Yes, 800mm is for certain situations, and has a lot of limitations. People will buy iy because they think that 800mm will be very useful. For me, a 100-500 sounds good, but I'm keeping my 100-400 for now.


----------



## AlanF (Aug 24, 2020)

Mt Spokane Photography said:


> Yes, 800mm is for certain situations, and has a lot of limitations. People will buy iy because they think that 800mm will be very useful. For me, a 100-500 sounds good, but I'm keeping my 100-400 for now.

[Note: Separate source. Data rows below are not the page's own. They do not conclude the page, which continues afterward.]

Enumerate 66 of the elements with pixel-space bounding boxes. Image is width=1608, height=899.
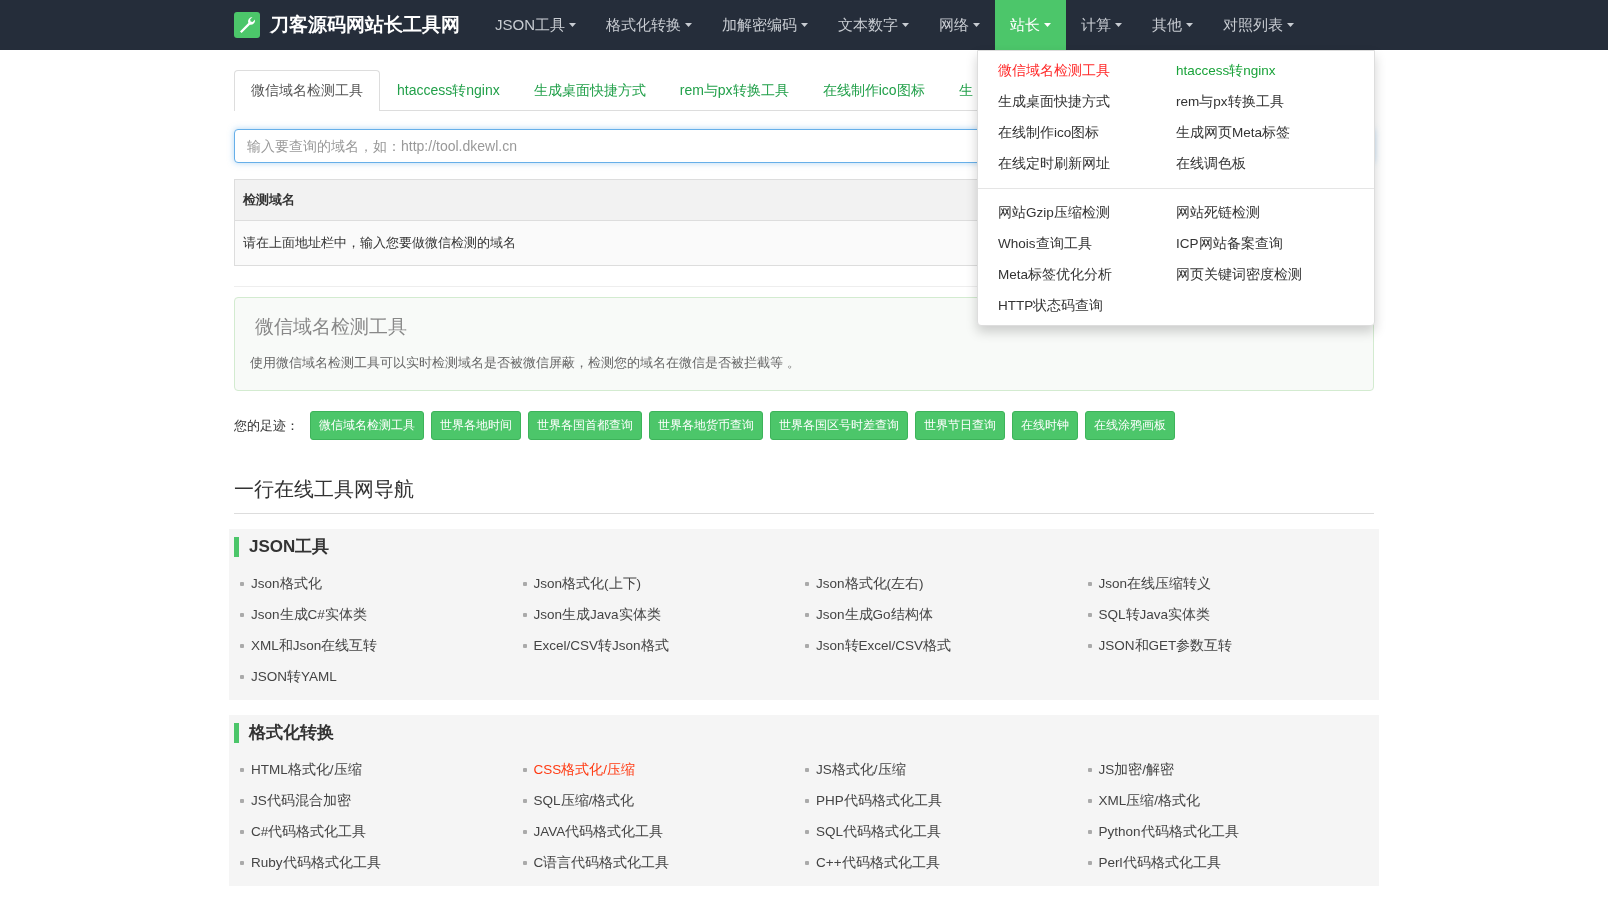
dropdown-item[interactable]: Whois查询工具 xyxy=(998,228,1176,259)
nav-menu-item[interactable]: 计算 xyxy=(1066,0,1137,50)
info-description: 使用微信域名检测工具可以实时检测域名是否被微信屏蔽，检测您的域名在微信是否被拦截等 。 xyxy=(250,354,801,372)
tool-link[interactable]: XML和Json在线互转 xyxy=(239,637,378,655)
nav-menu-item[interactable]: 网络 xyxy=(924,0,995,50)
caret-icon xyxy=(1186,23,1193,27)
tool-link[interactable]: Excel/CSV转Json格式 xyxy=(521,637,669,655)
tool-link[interactable]: JSON转YAML xyxy=(239,668,337,686)
dropdown-item[interactable]: ICP网站备案查询 xyxy=(1176,228,1354,259)
caret-icon xyxy=(1115,23,1122,27)
tool-link[interactable]: JAVA代码格式化工具 xyxy=(521,823,664,841)
caret-icon xyxy=(1287,23,1294,27)
dropdown-item[interactable]: HTTP状态码查询 xyxy=(998,290,1176,321)
tool-link[interactable]: JS代码混合加密 xyxy=(239,792,351,810)
tab[interactable]: 生 xyxy=(941,70,990,111)
tool-link[interactable]: C语言代码格式化工具 xyxy=(521,854,670,872)
site-title: 刀客源码网站长工具网 xyxy=(270,13,460,37)
tool-link[interactable]: JS格式化/压缩 xyxy=(804,761,906,779)
wrench-icon xyxy=(234,12,260,38)
caret-icon xyxy=(973,23,980,27)
tool-link[interactable]: Ruby代码格式化工具 xyxy=(239,854,381,872)
tool-link[interactable]: C++代码格式化工具 xyxy=(804,854,940,872)
nav-menu-item[interactable]: 加解密编码 xyxy=(707,0,823,50)
tool-link[interactable]: Json格式化(上下) xyxy=(521,575,641,593)
tool-link[interactable]: SQL压缩/格式化 xyxy=(521,792,635,810)
category-title: 格式化转换 xyxy=(234,723,1374,743)
tool-link[interactable]: Json生成Java实体类 xyxy=(521,606,661,624)
tool-link[interactable]: Json生成Go结构体 xyxy=(804,606,933,624)
tab[interactable]: 在线制作ico图标 xyxy=(805,70,942,111)
tool-link[interactable]: SQL代码格式化工具 xyxy=(804,823,941,841)
tool-link[interactable]: PHP代码格式化工具 xyxy=(804,792,942,810)
nav-menu-item[interactable]: JSON工具 xyxy=(480,0,591,50)
caret-icon xyxy=(902,23,909,27)
tool-link[interactable]: Json生成C#实体类 xyxy=(239,606,367,624)
section-heading: 一行在线工具网导航 xyxy=(234,476,1374,514)
dropdown-item[interactable]: 微信域名检测工具 xyxy=(998,55,1176,86)
tool-link[interactable]: Perl代码格式化工具 xyxy=(1086,854,1221,872)
caret-icon xyxy=(569,23,576,27)
tab[interactable]: htaccess转nginx xyxy=(380,70,517,111)
dropdown-item[interactable]: 生成桌面快捷方式 xyxy=(998,86,1176,117)
tool-link[interactable]: JSON和GET参数互转 xyxy=(1086,637,1233,655)
nav-menu-item[interactable]: 其他 xyxy=(1137,0,1208,50)
dropdown-item[interactable]: rem与px转换工具 xyxy=(1176,86,1354,117)
tool-link[interactable]: XML压缩/格式化 xyxy=(1086,792,1200,810)
tab[interactable]: 微信域名检测工具 xyxy=(234,70,380,111)
nav-menu-item[interactable]: 格式化转换 xyxy=(591,0,707,50)
footprint-label: 您的足迹： xyxy=(234,416,299,435)
tool-link[interactable]: C#代码格式化工具 xyxy=(239,823,367,841)
tool-link[interactable]: JS加密/解密 xyxy=(1086,761,1174,779)
caret-icon xyxy=(1044,23,1051,27)
info-title: 微信域名检测工具 xyxy=(255,315,408,339)
tool-link[interactable]: Json转Excel/CSV格式 xyxy=(804,637,952,655)
tool-link[interactable]: HTML格式化/压缩 xyxy=(239,761,362,779)
category-title: JSON工具 xyxy=(234,537,1374,557)
tool-link[interactable]: Json格式化(左右) xyxy=(804,575,924,593)
tab[interactable]: 生成桌面快捷方式 xyxy=(516,70,663,111)
caret-icon xyxy=(685,23,692,27)
tool-link[interactable]: Python代码格式化工具 xyxy=(1086,823,1239,841)
caret-icon xyxy=(801,23,808,27)
tool-link[interactable]: SQL转Java实体类 xyxy=(1086,606,1211,624)
nav-menu-item[interactable]: 文本数字 xyxy=(823,0,924,50)
site-logo[interactable]: 刀客源码网站长工具网 xyxy=(234,0,460,50)
tool-link[interactable]: Json在线压缩转义 xyxy=(1086,575,1212,593)
tab[interactable]: rem与px转换工具 xyxy=(662,70,806,111)
tool-link[interactable]: Json格式化 xyxy=(239,575,322,593)
nav-menu-item[interactable]: 对照列表 xyxy=(1208,0,1309,50)
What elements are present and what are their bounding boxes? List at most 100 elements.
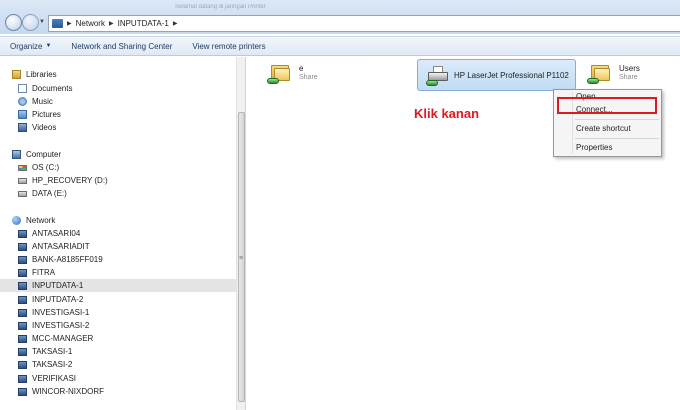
navigation-pane: Libraries Documents Music Pictures Video… (0, 57, 236, 410)
pictures-icon (18, 110, 27, 119)
printer-name: HP LaserJet Professional P1102 (454, 70, 569, 80)
sidebar-item-computer[interactable]: Computer (12, 148, 61, 161)
pane-splitter-grip-icon[interactable]: ≡ (239, 255, 243, 262)
network-icon (12, 216, 21, 225)
menu-item-create-shortcut[interactable]: Create shortcut (576, 123, 631, 134)
sidebar-item-host[interactable]: INPUTDATA-2 (18, 293, 83, 306)
tile-subtitle: Share (619, 74, 638, 81)
sidebar-item-label: TAKSASI-2 (32, 360, 73, 369)
sidebar-item-label: INVESTIGASI-1 (32, 308, 90, 317)
background-window-title: Selamat datang di jaringan Printer (175, 4, 266, 10)
sidebar-item-host[interactable]: TAKSASI-2 (18, 358, 72, 371)
printer-icon (426, 66, 448, 86)
sidebar-item-label: Pictures (32, 110, 61, 119)
menu-separator (575, 119, 659, 120)
sidebar-item-label: Videos (32, 123, 57, 132)
sidebar-item-host[interactable]: FITRA (18, 266, 55, 279)
sidebar-item-host[interactable]: TAKSASI-1 (18, 345, 72, 358)
breadcrumb-chevron-icon[interactable]: ▶ (67, 20, 72, 27)
computer-icon (18, 281, 27, 290)
sidebar-item-host[interactable]: ANTASARI04 (18, 227, 80, 240)
shared-folder-icon (587, 62, 613, 84)
forward-button[interactable] (22, 14, 39, 31)
computer-icon (12, 150, 21, 159)
network-share-icon (426, 80, 438, 86)
breadcrumb-inputdata-1[interactable]: INPUTDATA-1 (118, 19, 169, 28)
sidebar-item-label: INPUTDATA-1 (32, 281, 84, 290)
computer-icon (18, 308, 27, 317)
address-bar-region: Selamat datang di jaringan Printer ▼ ▶ N… (0, 0, 680, 34)
sidebar-item-host[interactable]: MCC-MANAGER (18, 332, 93, 345)
network-share-icon (267, 78, 279, 84)
sidebar-item-label: Music (32, 97, 53, 106)
computer-icon (18, 321, 27, 330)
printer-tile-selected[interactable]: HP LaserJet Professional P1102 (417, 59, 576, 91)
sidebar-item-drive-c[interactable]: OS (C:) (18, 161, 59, 174)
share-e-tile[interactable]: e Share (267, 62, 318, 84)
breadcrumb-chevron-icon[interactable]: ▶ (173, 20, 178, 27)
sidebar-item-host[interactable]: ANTASARIADIT (18, 240, 90, 253)
organize-label: Organize (10, 41, 43, 51)
network-location-icon (52, 19, 63, 28)
sidebar-item-documents[interactable]: Documents (18, 82, 72, 95)
back-button[interactable] (5, 14, 22, 31)
share-users-tile[interactable]: Users Share (587, 62, 640, 84)
sidebar-item-label: ANTASARIADIT (32, 242, 90, 251)
view-remote-printers-button[interactable]: View remote printers (192, 42, 265, 51)
sidebar-item-label: INPUTDATA-2 (32, 295, 84, 304)
computer-icon (18, 360, 27, 369)
menu-item-properties[interactable]: Properties (576, 142, 612, 153)
computer-icon (18, 374, 27, 383)
system-drive-icon (18, 164, 27, 171)
sidebar-item-libraries[interactable]: Libraries (12, 68, 57, 81)
tile-subtitle: Share (299, 74, 318, 81)
sidebar-item-host[interactable]: INVESTIGASI-1 (18, 306, 89, 319)
videos-icon (18, 123, 27, 132)
computer-icon (18, 334, 27, 343)
address-input[interactable]: ▶ Network ▶ INPUTDATA-1 ▶ (48, 15, 680, 32)
sidebar-item-videos[interactable]: Videos (18, 121, 56, 134)
sidebar-item-label: ANTASARI04 (32, 229, 81, 238)
annotation-highlight-box (557, 97, 657, 114)
breadcrumb-chevron-icon[interactable]: ▶ (109, 20, 114, 27)
sidebar-item-label: DATA (E:) (32, 189, 67, 198)
sidebar-item-host[interactable]: INVESTIGASI-2 (18, 319, 89, 332)
libraries-icon (12, 70, 21, 79)
sidebar-item-network[interactable]: Network (12, 214, 55, 227)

Same here, my 100-400 is really good. I am intrigued how the Sigma 150-600mm will fare.


----------



## mkamelg (Aug 31, 2020)

Canon RF 800mm F11 IS STM Lens Comparison - is it any good? by Chris Bainbridge, on Flickr

The following fragment of the text comes from the description posted below the comparison:



> All 3 lenses mounted on Canon EOS RP. Gitzo tripod, IS turned off. 2 second timer. 10 metre distance to the Queen (for me a typical perched bird distance).


----------



## AlanF (Aug 31, 2020)

mkamelg said:


> Canon RF 800mm F11 IS STM Lens Comparison - is it any good? by Chris Bainbridge, on Flickr
> 
> The following fragment of the text comes from the description posted below the comparison:


Chris has already posted this on CR! https://www.canonrumors.com/forum/t...er-telephoto-lenses.38748/page-12#post-859337


----------



## zim (Aug 31, 2020)

Describing the Queen as a 'perched bird'... Off to the tower with you!


----------



## AlanF (Mar 3, 2021)

My local dealer knocked at my front door yesterday with a big smile and gave me an RF 800mm to play with for a week - Canon had left him a demo! Here is my quick first impression.
The lens is a joy to hold compared with my 400mm DO II + 2xTC in terms of weight. It's AF isn't as as fast though.
At 20m from a target, it's of similar sharpness to the 400mm DO II at 800mm and better than the RF 100-500mm at 700mm with a 1.4xTC, about what you would expect for the extra 100mm length.
At its minimum focal distance of 6m, it is only marginally outresolving the zoom at 700mm and much worse than the 400mm DO II, both of which will allow you to go closer.
It works quite well with the 1.4xTC but AF slows down.
Birds in flight aren't easy to follow because of the narrow field of view at 800mm and it will focus only in the central zone. Also, high shutter speeds are needed for BIF and f/11 doesn't help.
My views haven't really changed. It's a very nice lens and excellent value for money. I could see myself using it if I was going out for a hike and it was a bright day and I knew all the birds would be far away. Or, if I was going to a hide or stopping at places in my car and there wasn't much walking I could take it along with my 100-500mm II + 1.4xTC.


----------